Switchable color filters which include birefringent materials have been known heretofore to be positioned in front of black and white cathode ray tubes of field sequential color display systems to produce light images in full color. One such display system is disclosed in U.S. Pat. No. 2,638,816 of Stolzer who describes an adapter which receives light emitted from a black and white television set and produces a light image in different colors. The adapter includes passive birefringent sheets which develop light of different colors. A half-wave optical retardation device operates as a light gate which transmits light of the desired color in the proper sequence in synchronism with the frames of image information appearing on the black and white television screen.
One disadvantage inherent in the device of Stolzer is that the colors developed from the transmission of light through passive birefringent sheets are generally impure and vary in appearance as a function of the viewing angle. The adapter also employs interdigitated electrodes which present a pattern of lines across the display screen. The device of Stolzer, therefore, produces color images which are not acceptable for most image display applications.
U.S. Pat. No. 4,003,081 of Hilsum et al. describes a color display system which incorporates an optically active twisted nematic liquid crystal cell that includes a separate layer of passive birefringent material to produce light of different colors. Light of the desired color is selectively transmitted through a system of neutral polarizers in response to a change in the frequency or intensity of an electric field applied to the liquid crystal cell.
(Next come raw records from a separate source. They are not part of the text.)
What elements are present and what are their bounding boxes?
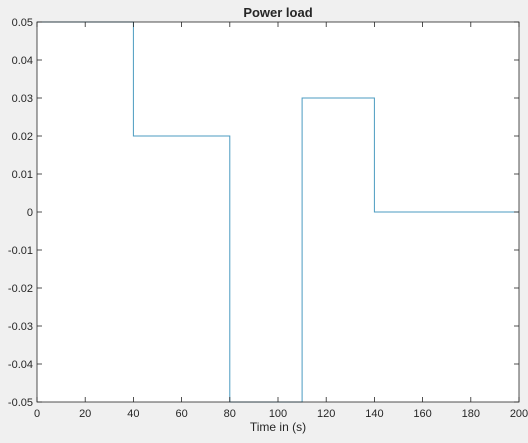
x-axis: 0 20 40 60 80 100 120 140 160 180 200 [34, 22, 528, 420]
y-tick-label: 0.02 [12, 131, 33, 143]
x-tick-label: 200 [510, 408, 528, 420]
y-tick-label: 0.03 [12, 93, 33, 105]
x-tick-label: 140 [365, 408, 383, 420]
x-tick-label: 180 [462, 408, 480, 420]
x-tick-label: 40 [127, 408, 139, 420]
chart-title: Power load [243, 5, 312, 20]
y-tick-label: 0.04 [12, 55, 33, 67]
x-tick-label: 20 [79, 408, 91, 420]
y-tick-label: -0.01 [8, 245, 33, 257]
x-tick-label: 100 [269, 408, 287, 420]
x-tick-label: 160 [413, 408, 431, 420]
y-tick-label: 0 [27, 207, 33, 219]
y-axis: -0.05 -0.04 -0.03 -0.02 -0.01 0 0.01 0.02 0.03 0.… [8, 17, 519, 409]
x-tick-label: 60 [175, 408, 187, 420]
y-tick-label: -0.04 [8, 359, 33, 371]
x-tick-label: 120 [317, 408, 335, 420]
y-tick-label: 0.05 [12, 17, 33, 29]
x-tick-label: 0 [34, 408, 40, 420]
y-tick-label: -0.02 [8, 283, 33, 295]
y-tick-label: 0.01 [12, 169, 33, 181]
y-tick-label: -0.05 [8, 397, 33, 409]
x-axis-label: Time in (s) [250, 420, 306, 434]
x-tick-label: 80 [224, 408, 236, 420]
y-tick-label: -0.03 [8, 321, 33, 333]
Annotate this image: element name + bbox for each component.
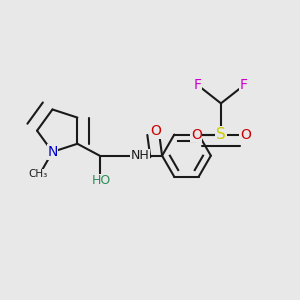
Text: O: O (240, 128, 251, 142)
Text: CH₃: CH₃ (28, 169, 48, 179)
Text: S: S (216, 127, 226, 142)
Text: O: O (151, 124, 162, 138)
Text: F: F (194, 78, 202, 92)
Text: HO: HO (92, 174, 111, 188)
Text: O: O (191, 128, 202, 142)
Text: N: N (47, 145, 58, 159)
Text: F: F (240, 78, 248, 92)
Text: NH: NH (130, 149, 149, 162)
U.S. Pat. No. 4,019,808 of Scheffer describes a color display system which is similar to that of Hilsum et al. Scheffer employs a twisted nematic liquid crystal cell in combination with a passive birefringent optical retardation plate or sheet to produce light of different colors. Both of the display systems described by Hilsum et al. and Scheffer produce light images which exhibit colors of an impure quality that is generally characteristic of the colors developed from passive birefringent materials. The twisted nematic liquid crystal cells are utilized in both systems to rotate the plane of polarization of light passing therethrough.
U.S. Pat. No. 4,097,128 of Matsumoto et al. and U.S. Pat. No. 4,232,948 of Shanks describe color display devices which incorporate a tunable birefringent liquid crystal cell that functions as a variable optical retarder whose birefringence is changed to develop light of various colors. In each device, the liquid crystal cell is included in an assembly of neutral polarizers which transmit light of different colors in response to a change in the birefringence of the liquid crystal cells to provide an image in full color. The change in birefringence is accomplished by varying the magnitude of a voltage which is applied to the cell. As indicated in FIG. 4 of the Matsumoto et al. patent, the maximum transmittance of light of a particular primary color which is developed by changing the birefringence of a liquid crystal cell is not accompanied by a minimum transmittance of light of the remaining primary colors. The Matsumoto et al. and Shanks devices are incapable, therefore, of providing light of pure quality. Moreover, devices using the birefringence properties of a liquid crystal material to produce light of different colors typically exhibit slow switching responses and limited viewing angles.
Switchable color filters which include optically active polarization switching devices in combination with color selective polarizing filters also have been incorporated in field sequential color display systems. An example of such a display system is disclosed in IBM Technical Disclosure Bulletin, Vol. 22, No. 5, Oct. 1979, pp. 1769-1772, "Liquid Crystal Apparatus for Converting Black and White CRT Display into Colored Display" by A. N. Brinson and A. D. Edgar who describe a switchable color filter that incorporates liquid crystal devices for converting a black and white cathode ray tube image into a full color image.
The liquid crystal device rotates by 90.degree. the polarization direction of light rays of all colors passing through the device. The ability to rotate by 90.degree. light rays of all wavelengths simplifies the task of designing a switchable color filter in that no consideration is required as respects the tuning, birefringence properties, and thickness of the liquid crystal device in specifying the orientation of and colors transmitted by the polarization axes of the polarizing filters to provide a light output of the desired color. The use of optically active liquid crystal devices has the disadvantage of requiring the application of two-frequency high voltage drive signals to switch the device at video rates to produce an image in full color.